Even if it’s 85 and humid as the rainforest where you live, those small people carrying enormous backpacks and wearing brand-new clothes are proof that autumn is coming. And even if your (9:00 – 3:00) days aren’t filled with new faces, expectations and even new buildings, it can still be a season of newness. With the lazy hazy days formally over, we can’t help but feel a little more purposeful, a little more focused. Soon we’ll stash our shorts and flip-flops and put back on our grown-up clothes. Before we know it the holidays will be upon us (for some they start in September) and the accompanying preparations will go beyond firing up a grill. But before we get all ‘chain drugstore Christmas display in August’ let’s focus on September.
Try to remember that feeling of hopefulness that comes with a clean, blank notebook and the spelling out of an instructor’s expectations. In chalk, on a syllabus or on-line; we were told what was expected of us and in those first few days we had done nothing to diminish those expectations. We believed we could achieve; long division, macroeconomics, modern European history or organic chemistry. Before we forget to write down an exam date, or procrastinated or let anxiety rule our studying, we felt we can do this thing. Feeling something is possible is invigorating. Is it the clean notebook, not yet a jumbled mess of missing notes?
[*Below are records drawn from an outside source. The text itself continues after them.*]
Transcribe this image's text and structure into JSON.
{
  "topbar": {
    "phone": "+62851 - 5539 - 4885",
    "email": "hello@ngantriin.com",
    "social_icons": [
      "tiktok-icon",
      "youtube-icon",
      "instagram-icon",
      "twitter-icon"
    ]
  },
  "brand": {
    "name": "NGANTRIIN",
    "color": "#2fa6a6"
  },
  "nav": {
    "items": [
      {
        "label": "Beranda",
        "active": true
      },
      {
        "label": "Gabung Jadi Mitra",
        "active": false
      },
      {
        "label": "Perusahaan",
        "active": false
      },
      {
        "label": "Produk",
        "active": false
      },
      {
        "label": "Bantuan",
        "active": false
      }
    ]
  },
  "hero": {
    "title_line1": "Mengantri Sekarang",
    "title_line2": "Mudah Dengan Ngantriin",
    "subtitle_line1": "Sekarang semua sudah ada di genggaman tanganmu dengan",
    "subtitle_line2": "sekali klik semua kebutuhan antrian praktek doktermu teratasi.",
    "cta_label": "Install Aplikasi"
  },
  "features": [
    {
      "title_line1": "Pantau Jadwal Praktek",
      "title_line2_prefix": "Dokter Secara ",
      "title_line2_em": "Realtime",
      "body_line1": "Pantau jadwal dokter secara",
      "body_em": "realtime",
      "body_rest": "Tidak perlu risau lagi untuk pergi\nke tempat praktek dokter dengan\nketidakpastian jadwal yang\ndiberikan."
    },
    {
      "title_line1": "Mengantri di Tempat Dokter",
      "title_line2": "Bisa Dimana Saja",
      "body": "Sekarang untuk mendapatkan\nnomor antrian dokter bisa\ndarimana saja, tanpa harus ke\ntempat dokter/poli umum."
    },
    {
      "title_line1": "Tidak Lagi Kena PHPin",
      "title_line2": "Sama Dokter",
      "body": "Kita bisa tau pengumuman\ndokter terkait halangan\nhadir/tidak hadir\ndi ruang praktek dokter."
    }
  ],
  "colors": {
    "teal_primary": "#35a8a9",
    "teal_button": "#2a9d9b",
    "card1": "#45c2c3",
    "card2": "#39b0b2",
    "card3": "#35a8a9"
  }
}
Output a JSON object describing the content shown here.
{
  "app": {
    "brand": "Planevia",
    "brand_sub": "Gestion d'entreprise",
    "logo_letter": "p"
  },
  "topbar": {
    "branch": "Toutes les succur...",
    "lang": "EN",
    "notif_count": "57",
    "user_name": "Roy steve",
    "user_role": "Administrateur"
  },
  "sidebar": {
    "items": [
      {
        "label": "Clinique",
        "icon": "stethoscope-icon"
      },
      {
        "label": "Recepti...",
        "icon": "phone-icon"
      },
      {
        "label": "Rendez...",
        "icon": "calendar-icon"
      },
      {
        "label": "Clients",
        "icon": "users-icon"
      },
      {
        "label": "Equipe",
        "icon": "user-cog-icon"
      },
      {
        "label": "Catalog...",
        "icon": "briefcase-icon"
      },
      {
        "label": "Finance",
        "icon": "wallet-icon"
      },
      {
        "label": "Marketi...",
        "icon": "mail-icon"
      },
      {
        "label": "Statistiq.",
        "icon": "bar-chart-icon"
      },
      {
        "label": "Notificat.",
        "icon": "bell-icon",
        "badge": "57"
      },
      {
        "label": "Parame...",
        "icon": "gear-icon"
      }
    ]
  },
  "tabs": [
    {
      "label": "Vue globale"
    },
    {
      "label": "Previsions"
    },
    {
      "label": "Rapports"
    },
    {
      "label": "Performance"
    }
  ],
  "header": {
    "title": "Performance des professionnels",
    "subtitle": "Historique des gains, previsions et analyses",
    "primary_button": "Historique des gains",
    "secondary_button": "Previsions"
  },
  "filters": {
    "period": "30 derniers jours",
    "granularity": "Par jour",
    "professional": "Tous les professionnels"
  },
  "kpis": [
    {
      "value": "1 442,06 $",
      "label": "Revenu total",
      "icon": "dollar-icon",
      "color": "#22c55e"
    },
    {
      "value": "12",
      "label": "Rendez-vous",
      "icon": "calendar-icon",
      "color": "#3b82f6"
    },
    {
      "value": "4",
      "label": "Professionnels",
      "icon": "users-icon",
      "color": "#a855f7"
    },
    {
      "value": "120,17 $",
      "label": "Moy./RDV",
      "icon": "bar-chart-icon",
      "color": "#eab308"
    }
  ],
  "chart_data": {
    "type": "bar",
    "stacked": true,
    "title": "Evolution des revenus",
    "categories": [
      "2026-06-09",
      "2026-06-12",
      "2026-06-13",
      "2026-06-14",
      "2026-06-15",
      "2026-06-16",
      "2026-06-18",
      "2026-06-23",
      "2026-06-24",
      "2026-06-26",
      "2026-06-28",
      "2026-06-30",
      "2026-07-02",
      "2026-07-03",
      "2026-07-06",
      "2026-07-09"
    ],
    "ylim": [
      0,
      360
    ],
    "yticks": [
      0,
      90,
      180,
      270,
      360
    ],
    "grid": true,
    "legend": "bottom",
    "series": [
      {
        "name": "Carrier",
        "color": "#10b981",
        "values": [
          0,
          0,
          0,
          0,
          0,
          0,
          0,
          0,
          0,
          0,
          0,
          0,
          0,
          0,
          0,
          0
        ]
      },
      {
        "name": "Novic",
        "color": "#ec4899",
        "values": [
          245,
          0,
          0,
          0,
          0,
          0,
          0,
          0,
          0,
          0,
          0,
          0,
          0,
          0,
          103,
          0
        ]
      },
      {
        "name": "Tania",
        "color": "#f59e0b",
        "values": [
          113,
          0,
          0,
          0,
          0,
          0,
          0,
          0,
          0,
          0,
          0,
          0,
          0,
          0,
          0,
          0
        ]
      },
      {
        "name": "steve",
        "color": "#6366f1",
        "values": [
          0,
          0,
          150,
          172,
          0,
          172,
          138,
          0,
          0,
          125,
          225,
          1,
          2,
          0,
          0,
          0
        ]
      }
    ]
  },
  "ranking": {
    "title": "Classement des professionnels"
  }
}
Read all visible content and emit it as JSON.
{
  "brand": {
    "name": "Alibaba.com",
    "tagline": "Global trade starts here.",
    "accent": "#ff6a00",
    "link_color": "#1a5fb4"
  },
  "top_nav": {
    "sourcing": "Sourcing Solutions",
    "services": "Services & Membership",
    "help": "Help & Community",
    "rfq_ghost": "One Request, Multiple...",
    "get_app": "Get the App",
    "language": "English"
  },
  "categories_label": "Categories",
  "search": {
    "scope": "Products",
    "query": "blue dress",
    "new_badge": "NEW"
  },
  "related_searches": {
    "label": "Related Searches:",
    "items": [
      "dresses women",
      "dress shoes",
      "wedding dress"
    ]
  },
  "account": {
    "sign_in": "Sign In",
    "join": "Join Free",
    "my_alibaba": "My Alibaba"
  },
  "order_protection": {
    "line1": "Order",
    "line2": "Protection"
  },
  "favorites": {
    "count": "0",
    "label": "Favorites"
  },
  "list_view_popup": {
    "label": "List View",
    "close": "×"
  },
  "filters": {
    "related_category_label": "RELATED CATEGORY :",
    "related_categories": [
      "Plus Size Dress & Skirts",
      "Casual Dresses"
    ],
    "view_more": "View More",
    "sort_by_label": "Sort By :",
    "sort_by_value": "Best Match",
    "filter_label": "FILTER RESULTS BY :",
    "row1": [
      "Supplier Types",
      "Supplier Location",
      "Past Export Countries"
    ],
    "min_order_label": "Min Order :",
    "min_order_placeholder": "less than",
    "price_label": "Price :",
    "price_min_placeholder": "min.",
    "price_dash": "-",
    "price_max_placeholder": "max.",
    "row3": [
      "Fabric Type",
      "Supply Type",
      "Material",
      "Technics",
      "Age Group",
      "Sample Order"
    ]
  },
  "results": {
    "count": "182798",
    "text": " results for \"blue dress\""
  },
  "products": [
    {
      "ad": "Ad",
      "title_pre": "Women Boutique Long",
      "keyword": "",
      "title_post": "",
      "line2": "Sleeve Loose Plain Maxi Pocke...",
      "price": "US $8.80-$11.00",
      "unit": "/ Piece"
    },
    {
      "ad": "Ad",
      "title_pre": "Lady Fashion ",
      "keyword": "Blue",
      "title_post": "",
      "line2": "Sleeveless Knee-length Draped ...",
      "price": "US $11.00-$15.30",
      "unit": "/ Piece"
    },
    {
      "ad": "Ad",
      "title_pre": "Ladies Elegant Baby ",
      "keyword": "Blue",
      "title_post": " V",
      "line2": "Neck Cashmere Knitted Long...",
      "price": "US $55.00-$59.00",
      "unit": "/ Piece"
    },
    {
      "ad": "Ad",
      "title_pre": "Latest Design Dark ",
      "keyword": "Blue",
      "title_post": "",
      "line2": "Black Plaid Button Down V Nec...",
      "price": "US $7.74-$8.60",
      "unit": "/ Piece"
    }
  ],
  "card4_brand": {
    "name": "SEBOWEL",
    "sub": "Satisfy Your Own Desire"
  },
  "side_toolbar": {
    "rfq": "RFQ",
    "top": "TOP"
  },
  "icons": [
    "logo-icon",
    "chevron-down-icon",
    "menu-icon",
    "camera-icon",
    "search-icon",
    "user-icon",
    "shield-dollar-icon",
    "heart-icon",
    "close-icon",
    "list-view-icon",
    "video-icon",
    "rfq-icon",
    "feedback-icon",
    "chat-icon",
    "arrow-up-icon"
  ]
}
Is it the confidence and authority of a teacher assuming we can do what is asked of us? Is it the fact that everyone else (unless they’ve been left back) is in the same boat? Is it the fact that the very nature of education is that the content is always new? The majority of adult life is not filled with newness. Yes, there are at times new; partners, homes, jobs, or family members. But there is nothing cyclically new about adulthood. But there could be.
What if we all went “back to school” every September? Not literally of course (whoa! take a deep breath; you might want to put your head between your knees for a few minutes.) What if we pledged (to ourselves) to do something new every September? Something we need to “learn?” It needn’t be academic, but it shouldn’t be easy either. What about…
- Learning to see things from someone else’s perspective?
- Learning why we do something that troubles us (i.e., shop, drink, or eat excessively)?
- Learning the difference between our needs and a loved one’s needs?
- Learning to look at ourselves in the mirror and love what we see?
No doubt there are dozens more examples that are relevant and achievable. Let’s find one that feels slightly daunting yet not wildly out of our reach (we don’t teach calculus to second-graders now, do we?) Let’s give ourselves the whole academic year to finish the assignment. Trying something new, regardless of the outcome, is hopeful. It is in essence a declaration: “I’m here and I’m engaged with the world!” But first things first, let’s go out and get ourselves a brand-new notebook.